# Boat Scraping

In [51]:
import requests
from bs4 import BeautifulSoup
from csv import writer

agent = {"User-Agent":'Mozilla/5.0 (Windows NT 6.3; WOW64) AppleWebKit/537.36 (KHTML, like Gecko) Chrome/59.0.3071.115 Safari/537.36'}
response = requests.get(url, headers=agent)
soup = BeautifulSoup(response.text,"html.parser")

In [52]:
soup = BeautifulSoup(response.text,"html.parser")

In [3]:
#soup.find_all('table')

# Need to make `latlon_clean[1]` Negative

In [53]:
table = soup.find_all(class_='v3')
coords = table[9] # coordinate row
text = coords.get_text() # Text from coordinate row
latlon = text.split('/')
latlon_clean = [val[:-2] for val in latlon]
latlon_clean[1] = '-'+latlon_clean[1]  
position = ', '.join(latlon_clean)

In [54]:
coords

<td class="v3">32.02369 N/81.04659 W</td>

In [55]:
text

'32.02369 N/81.04659 W'

In [56]:
latlon

['32.02369 N', '81.04659 W']

In [57]:
latlon_clean

['32.02369', '-81.04659']

In [58]:
position

'32.02369, -81.04659'

## Reverse Address Lookup Using Lat/Long
`geopy` can reverse lookup an address from the lat/lon values.

In [59]:
from geopy.geocoders import Nominatim
geolocator = Nominatim(user_agent="jwh")
physical = geolocator.reverse(position)
location = physical.address

In [63]:
physical

Location(Thunderbolt Marine Inc.
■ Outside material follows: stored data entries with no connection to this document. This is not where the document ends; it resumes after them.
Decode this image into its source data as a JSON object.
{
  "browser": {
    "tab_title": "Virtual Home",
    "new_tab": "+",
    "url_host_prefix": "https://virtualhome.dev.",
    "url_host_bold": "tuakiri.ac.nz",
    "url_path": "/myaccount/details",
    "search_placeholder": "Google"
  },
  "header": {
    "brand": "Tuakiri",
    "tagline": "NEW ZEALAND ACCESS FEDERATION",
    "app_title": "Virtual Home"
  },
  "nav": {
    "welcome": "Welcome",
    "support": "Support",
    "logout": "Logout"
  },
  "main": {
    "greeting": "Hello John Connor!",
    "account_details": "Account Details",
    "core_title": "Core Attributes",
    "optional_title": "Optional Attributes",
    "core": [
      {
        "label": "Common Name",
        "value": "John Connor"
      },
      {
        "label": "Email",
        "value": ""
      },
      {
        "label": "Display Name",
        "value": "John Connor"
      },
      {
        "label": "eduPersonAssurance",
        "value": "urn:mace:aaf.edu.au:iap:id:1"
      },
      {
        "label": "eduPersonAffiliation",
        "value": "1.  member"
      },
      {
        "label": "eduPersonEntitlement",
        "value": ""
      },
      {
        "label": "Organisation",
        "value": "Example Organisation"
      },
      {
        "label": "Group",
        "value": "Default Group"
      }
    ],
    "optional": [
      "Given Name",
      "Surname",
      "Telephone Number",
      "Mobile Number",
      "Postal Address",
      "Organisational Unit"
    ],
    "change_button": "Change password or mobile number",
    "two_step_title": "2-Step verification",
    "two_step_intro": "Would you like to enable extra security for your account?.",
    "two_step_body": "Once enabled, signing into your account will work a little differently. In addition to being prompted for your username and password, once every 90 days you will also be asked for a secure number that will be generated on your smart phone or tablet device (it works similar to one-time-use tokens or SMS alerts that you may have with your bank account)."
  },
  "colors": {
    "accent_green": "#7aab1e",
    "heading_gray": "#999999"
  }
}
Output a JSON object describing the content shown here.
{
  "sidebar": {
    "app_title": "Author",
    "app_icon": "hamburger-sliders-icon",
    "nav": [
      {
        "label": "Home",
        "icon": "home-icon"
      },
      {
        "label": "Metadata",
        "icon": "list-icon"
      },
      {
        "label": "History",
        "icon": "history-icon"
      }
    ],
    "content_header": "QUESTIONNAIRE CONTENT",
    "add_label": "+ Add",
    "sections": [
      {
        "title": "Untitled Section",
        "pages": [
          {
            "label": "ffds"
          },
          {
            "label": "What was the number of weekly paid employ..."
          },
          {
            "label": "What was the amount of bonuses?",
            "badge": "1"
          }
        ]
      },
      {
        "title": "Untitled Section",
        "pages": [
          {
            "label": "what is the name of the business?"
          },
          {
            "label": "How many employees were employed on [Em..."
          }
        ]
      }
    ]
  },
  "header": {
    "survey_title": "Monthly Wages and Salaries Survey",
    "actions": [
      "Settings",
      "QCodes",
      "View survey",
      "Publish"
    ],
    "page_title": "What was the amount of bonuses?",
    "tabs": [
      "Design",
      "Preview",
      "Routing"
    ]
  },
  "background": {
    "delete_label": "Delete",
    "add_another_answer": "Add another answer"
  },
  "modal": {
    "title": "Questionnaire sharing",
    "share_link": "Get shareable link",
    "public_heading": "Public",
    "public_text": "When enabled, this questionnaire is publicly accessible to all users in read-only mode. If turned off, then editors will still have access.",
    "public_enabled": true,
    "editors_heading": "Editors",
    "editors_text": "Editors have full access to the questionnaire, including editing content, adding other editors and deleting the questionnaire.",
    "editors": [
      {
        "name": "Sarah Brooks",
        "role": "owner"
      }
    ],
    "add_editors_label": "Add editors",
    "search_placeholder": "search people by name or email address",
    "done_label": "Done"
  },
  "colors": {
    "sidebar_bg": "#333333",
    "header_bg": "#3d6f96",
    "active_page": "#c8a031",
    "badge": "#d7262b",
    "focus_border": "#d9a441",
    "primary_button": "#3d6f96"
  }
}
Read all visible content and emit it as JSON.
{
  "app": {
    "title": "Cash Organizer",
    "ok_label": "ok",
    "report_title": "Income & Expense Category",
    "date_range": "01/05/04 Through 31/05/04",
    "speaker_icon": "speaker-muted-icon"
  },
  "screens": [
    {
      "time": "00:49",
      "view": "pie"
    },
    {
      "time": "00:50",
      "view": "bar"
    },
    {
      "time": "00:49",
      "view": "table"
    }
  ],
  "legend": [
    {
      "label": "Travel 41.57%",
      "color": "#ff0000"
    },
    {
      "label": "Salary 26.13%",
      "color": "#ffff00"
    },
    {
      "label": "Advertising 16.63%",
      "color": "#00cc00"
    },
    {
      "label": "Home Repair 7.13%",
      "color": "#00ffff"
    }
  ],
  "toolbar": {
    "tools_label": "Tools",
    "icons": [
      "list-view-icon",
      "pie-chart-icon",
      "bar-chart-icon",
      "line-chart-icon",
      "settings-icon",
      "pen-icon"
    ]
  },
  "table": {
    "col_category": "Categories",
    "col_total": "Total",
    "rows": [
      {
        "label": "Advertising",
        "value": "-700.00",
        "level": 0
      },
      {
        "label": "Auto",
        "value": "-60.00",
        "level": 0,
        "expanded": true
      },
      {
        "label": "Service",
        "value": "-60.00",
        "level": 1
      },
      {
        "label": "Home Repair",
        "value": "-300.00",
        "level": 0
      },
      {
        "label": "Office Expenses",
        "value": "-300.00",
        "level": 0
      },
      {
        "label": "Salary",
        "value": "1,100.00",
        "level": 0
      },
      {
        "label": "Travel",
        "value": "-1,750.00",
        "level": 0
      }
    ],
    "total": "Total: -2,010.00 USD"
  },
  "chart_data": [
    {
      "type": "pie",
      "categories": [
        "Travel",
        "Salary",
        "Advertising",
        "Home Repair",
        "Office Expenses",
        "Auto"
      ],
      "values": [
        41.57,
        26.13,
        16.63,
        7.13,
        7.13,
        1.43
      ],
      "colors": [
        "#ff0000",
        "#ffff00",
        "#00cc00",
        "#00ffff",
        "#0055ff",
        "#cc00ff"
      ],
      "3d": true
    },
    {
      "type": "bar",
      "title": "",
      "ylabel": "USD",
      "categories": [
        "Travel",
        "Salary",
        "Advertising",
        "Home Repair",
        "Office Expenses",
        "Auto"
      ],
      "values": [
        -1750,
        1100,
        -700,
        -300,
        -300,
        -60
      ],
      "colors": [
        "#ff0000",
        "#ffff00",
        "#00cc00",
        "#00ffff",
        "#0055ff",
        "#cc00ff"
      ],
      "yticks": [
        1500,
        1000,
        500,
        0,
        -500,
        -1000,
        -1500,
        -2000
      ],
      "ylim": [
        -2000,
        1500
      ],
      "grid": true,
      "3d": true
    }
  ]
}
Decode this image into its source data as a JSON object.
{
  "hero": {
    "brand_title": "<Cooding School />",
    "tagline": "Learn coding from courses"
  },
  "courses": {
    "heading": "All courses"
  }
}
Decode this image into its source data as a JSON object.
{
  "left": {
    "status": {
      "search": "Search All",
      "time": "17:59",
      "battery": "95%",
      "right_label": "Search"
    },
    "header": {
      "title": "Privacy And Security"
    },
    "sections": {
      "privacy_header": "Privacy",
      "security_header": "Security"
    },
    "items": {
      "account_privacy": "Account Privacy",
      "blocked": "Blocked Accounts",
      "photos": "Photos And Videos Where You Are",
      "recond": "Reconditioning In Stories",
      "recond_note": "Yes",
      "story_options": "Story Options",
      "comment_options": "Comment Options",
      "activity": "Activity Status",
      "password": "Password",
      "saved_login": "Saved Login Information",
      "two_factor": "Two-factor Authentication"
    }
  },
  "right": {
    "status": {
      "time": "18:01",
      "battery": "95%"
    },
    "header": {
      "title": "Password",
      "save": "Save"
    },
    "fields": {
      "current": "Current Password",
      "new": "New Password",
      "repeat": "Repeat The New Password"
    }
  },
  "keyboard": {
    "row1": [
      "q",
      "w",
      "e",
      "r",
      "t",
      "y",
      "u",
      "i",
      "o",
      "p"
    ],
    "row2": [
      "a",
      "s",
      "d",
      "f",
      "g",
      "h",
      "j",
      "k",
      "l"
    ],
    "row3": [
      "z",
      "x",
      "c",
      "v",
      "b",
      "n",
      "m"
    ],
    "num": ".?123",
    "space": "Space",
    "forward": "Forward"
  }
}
Warehouse, 3124, River Drive, Thunderbolt, Chatham County, Georgia, 31404, United States, (32.0222342, -81.04666794933618, 0.0))

In [61]:
location

'Thunderbolt Marine Inc. Warehouse, 3124, River Drive, Thunderbolt, Chatham County, Georgia, 31404, United States'

In [64]:
type(physical)

geopy.location.Location

## Adding Time Delays
We don't want to flood the website with traffic. 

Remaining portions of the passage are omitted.